Processes for assessing and documenting a death 

Verification of a death refers to using a clinical assessment to establish that a death has occurred.

Certification of a death is a formal process of making a diagnosis of the cause of death and reporting this via a Medical Certificate of Cause of Death (MCCD). Certification of a death is a legal requirement under the Birth, Deaths and Marriages Registration Act. To register the death with the Registrar of Births, Deaths and Marriages in the relevant state or territory in which the death occurred, the MCCD must be signed by an authorised person. This is often the GP. Where no authorised person is available to certify a death, the police will need to be called and the coroner involved.


In palliative care, a death is usually expected. In this case, medical practitioners (doctors), registered nurses, registered midwives, or registered paramedics can verify a death (i.e. confirm that a person has died). This is done by assessing the:

  • carotid pulse,
  • heart sounds,
  • breath sounds,
  • pupil status (response to light and/or dilation),
  • response to centralised stimulus, and
  • motor (withdrawal) response or facial grimace in response to painful stimulus.

If eye pupils are fixed and dilated and none of the other assessment criteria listed above can be detected then clinical assessment confirms that a person has died.

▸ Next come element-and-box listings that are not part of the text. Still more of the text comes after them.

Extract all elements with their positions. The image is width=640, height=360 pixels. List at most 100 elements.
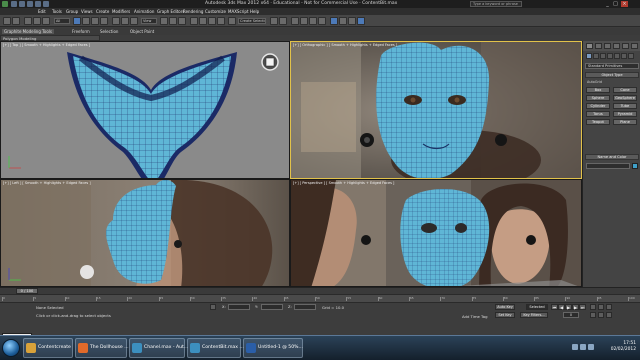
- edit-named-selection-icon[interactable]: [228, 17, 236, 25]
- layer-manager-icon[interactable]: [291, 17, 299, 25]
- select-manipulate-icon[interactable]: [169, 17, 177, 25]
- systems-icon[interactable]: [628, 53, 634, 59]
- snaps-toggle-icon[interactable]: [190, 17, 198, 25]
- redo-icon[interactable]: [43, 1, 49, 7]
- mirror-icon[interactable]: [270, 17, 278, 25]
- hierarchy-tab-icon[interactable]: [604, 43, 611, 49]
- action-center-icon[interactable]: [588, 344, 594, 350]
- taskbar-item-contentbit-max[interactable]: ContentBit.max ...: [187, 338, 244, 358]
- modify-tab-icon[interactable]: [595, 43, 602, 49]
- scale-tool-icon[interactable]: [130, 17, 138, 25]
- viewport-left-label[interactable]: [+] [ Left ] [ Smooth + Highlights + Edg…: [3, 181, 91, 185]
- menu-create[interactable]: Create: [96, 9, 109, 14]
- name-and-color-rollout[interactable]: Name and Color: [585, 154, 639, 160]
- orbit-icon[interactable]: [598, 312, 604, 318]
- taskbar-item-dollhouse[interactable]: The Dollhouse ...: [75, 338, 129, 358]
- rendered-frame-window-icon[interactable]: [348, 17, 356, 25]
- menu-views[interactable]: Views: [81, 9, 93, 14]
- auto-key-button[interactable]: Auto Key: [495, 304, 515, 310]
- zoom-icon[interactable]: [590, 304, 596, 310]
- ribbon-tab-selection[interactable]: Selection: [100, 29, 118, 34]
- link-icon[interactable]: [24, 17, 32, 25]
- pivot-center-icon[interactable]: [160, 17, 168, 25]
- redo-button[interactable]: [12, 17, 20, 25]
- object-name-field[interactable]: [586, 163, 630, 169]
- geosphere-button[interactable]: GeoSphere: [613, 95, 637, 101]
- object-type-rollout[interactable]: Object Type: [585, 72, 639, 78]
- selection-filter-select[interactable]: All: [54, 18, 70, 24]
- render-setup-icon[interactable]: [339, 17, 347, 25]
- cameras-icon[interactable]: [607, 53, 613, 59]
- teapot-button[interactable]: Teapot: [586, 119, 610, 125]
- plane-button[interactable]: Plane: [613, 119, 637, 125]
- track-bar[interactable]: 0 5 10 15 20 25 30 35 40 45 50 55 60 65 70 75 80 85 90 95 10…: [0, 294, 640, 303]
- sphere-button[interactable]: Sphere: [586, 95, 610, 101]
- set-key-button[interactable]: Set Key: [495, 312, 515, 318]
- ribbon-tab-object-paint[interactable]: Object Paint: [130, 29, 154, 34]
- maximize-button[interactable]: □: [612, 1, 619, 7]
- keyboard-shortcut-icon[interactable]: [178, 17, 186, 25]
- y-coord-field[interactable]: [261, 304, 283, 310]
- space-warps-icon[interactable]: [621, 53, 627, 59]
- window-crossing-icon[interactable]: [100, 17, 108, 25]
- menu-customize[interactable]: Customize: [205, 9, 226, 14]
- named-selection-select[interactable]: Create Selection Se: [238, 18, 266, 24]
- ribbon-tab-freeform[interactable]: Freeform: [72, 29, 90, 34]
- create-tab-icon[interactable]: [586, 43, 593, 49]
- schematic-view-icon[interactable]: [318, 17, 326, 25]
- shapes-icon[interactable]: [593, 53, 599, 59]
- close-button[interactable]: ×: [621, 1, 628, 7]
- unlink-icon[interactable]: [33, 17, 41, 25]
- rectangular-selection-icon[interactable]: [91, 17, 99, 25]
- minimize-button[interactable]: _: [604, 1, 611, 7]
- menu-rendering[interactable]: Rendering: [183, 9, 203, 14]
- torus-button[interactable]: Torus: [586, 111, 610, 117]
- viewport-perspective[interactable]: [+] [ Perspective ] [ Smooth + Highlight…: [290, 179, 582, 287]
- graphite-toggle-icon[interactable]: [300, 17, 308, 25]
- menu-help[interactable]: Help: [250, 9, 259, 14]
- zoom-all-icon[interactable]: [598, 304, 604, 310]
- new-file-icon[interactable]: [11, 1, 17, 7]
- previous-frame-icon[interactable]: ◀: [558, 304, 565, 310]
- geometry-icon[interactable]: [586, 53, 592, 59]
- undo-button[interactable]: [3, 17, 11, 25]
- taskbar-item-contentcreate[interactable]: Contentcreate: [23, 338, 73, 358]
- utilities-tab-icon[interactable]: [631, 43, 638, 49]
- key-filters-button[interactable]: Key Filters...: [520, 312, 548, 318]
- add-time-tag-button[interactable]: Add Time Tag: [462, 314, 487, 319]
- pyramid-button[interactable]: Pyramid: [613, 111, 637, 117]
- rotate-tool-icon[interactable]: [121, 17, 129, 25]
- zoom-extents-icon[interactable]: [606, 304, 612, 310]
- box-button[interactable]: Box: [586, 87, 610, 93]
- lights-icon[interactable]: [600, 53, 606, 59]
- viewport-left[interactable]: [+] [ Left ] [ Smooth + Highlights + Edg…: [0, 179, 290, 287]
- helpers-icon[interactable]: [614, 53, 620, 59]
- percent-snap-icon[interactable]: [208, 17, 216, 25]
- search-input[interactable]: Type a keyword or phrase: [470, 1, 522, 7]
- menu-animation[interactable]: Animation: [134, 9, 154, 14]
- select-object-button[interactable]: [73, 17, 81, 25]
- object-color-swatch[interactable]: [632, 163, 638, 169]
- system-clock[interactable]: 17:51 02/02/2012: [611, 341, 636, 353]
- material-editor-icon[interactable]: [330, 17, 338, 25]
- bind-space-warp-icon[interactable]: [42, 17, 50, 25]
- menu-tools[interactable]: Tools: [52, 9, 62, 14]
- viewport-top[interactable]: [+] [ Top ] [ Smooth + Highlights + Edge…: [0, 41, 290, 179]
- select-by-name-button[interactable]: [82, 17, 90, 25]
- menu-maxscript[interactable]: MAXScript: [228, 9, 249, 14]
- pan-view-icon[interactable]: [590, 312, 596, 318]
- viewport-perspective-label[interactable]: [+] [ Perspective ] [ Smooth + Highlight…: [293, 181, 394, 185]
- open-file-icon[interactable]: [19, 1, 25, 7]
- taskbar-item-photoshop[interactable]: Untitled-1 @ 50%...: [243, 338, 303, 358]
- menu-group[interactable]: Group: [66, 9, 78, 14]
- display-tab-icon[interactable]: [622, 43, 629, 49]
- go-to-end-icon[interactable]: ⏭: [579, 304, 586, 310]
- menu-edit[interactable]: Edit: [38, 9, 46, 14]
- start-button[interactable]: [2, 339, 20, 357]
- menu-graph-editors[interactable]: Graph Editors: [157, 9, 184, 14]
- network-icon[interactable]: [572, 344, 578, 350]
- next-frame-icon[interactable]: ▶: [572, 304, 579, 310]
- volume-icon[interactable]: [580, 344, 586, 350]
- reference-coordinate-select[interactable]: View: [141, 18, 157, 24]
- viewport-front[interactable]: [+] [ Orthographic ] [ Smooth + Highligh…: [290, 41, 582, 179]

Certain organisations may have a policy regarding verification of a death. For this assessment it is important to follow your organisation’s policy and procedures and the relevant State and Territory policy.

State-based and Territory-based guidance can be found for verifying a death:





Professional clinical judgement is required to verify a death and unique circumstances may warrant additional checks over and above the minimum guideline.

Verifying a death is a voluntary act for nurses, midwives, and paramedics who can chooses to defer to another appropriate medical practitioner, registered nurse, registered midwives, or registered paramedic.


Any doctor who knows the person’s medical history and is prepared to certify the cause and circumstances of death can complete the Medical Certificate of Cause of Death (MCCD). If a doctor has been treating a patient immediately before they died, or if they examine the body, they will generally have 48 hours after the death to complete the MCCD or the death should be reported to the coroner. The MCCD is given to the funeral director or persons arranging the funeral service.

A doctor can sign a MCCD, if they are satisfied

  • about the cause of death because they
    • were responsible for the person’s medical care immediately before death, or
    • examined the body and/or have sufficient information (e.g. through review of the medical records or discussion with the treating doctor)
  • that the death does not need to be reported to the coroner.

Key points in the event of a person’s death

  • Nurses, midwives, and paramedics must document their verification of a death.
  • The body can be moved to a funeral home once a MCCD has been completed.
  • Medical practitioners (doctors) or a Coroner must complete the MCCD form.
  • A funeral cannot be arranged without a MCCD.
  • A MCCD is not the same as the official death certificate issued by the Registry of Births, Deaths and Marriages in the state in which the death occurred as confirmation that the death has been registered.
  • It is usual for either the doctor or funeral director organising the funeral to send the completed MCCD to notify the Registry of Births, Deaths and Marriages. When requested they will then issue a death certificate to family.
  • A death certificate is often needed to finalise a person's estate and cancel or transfer services.
  • It is important that the State and Territory guidance and forms relevant to the person’s place of death are used as these vary.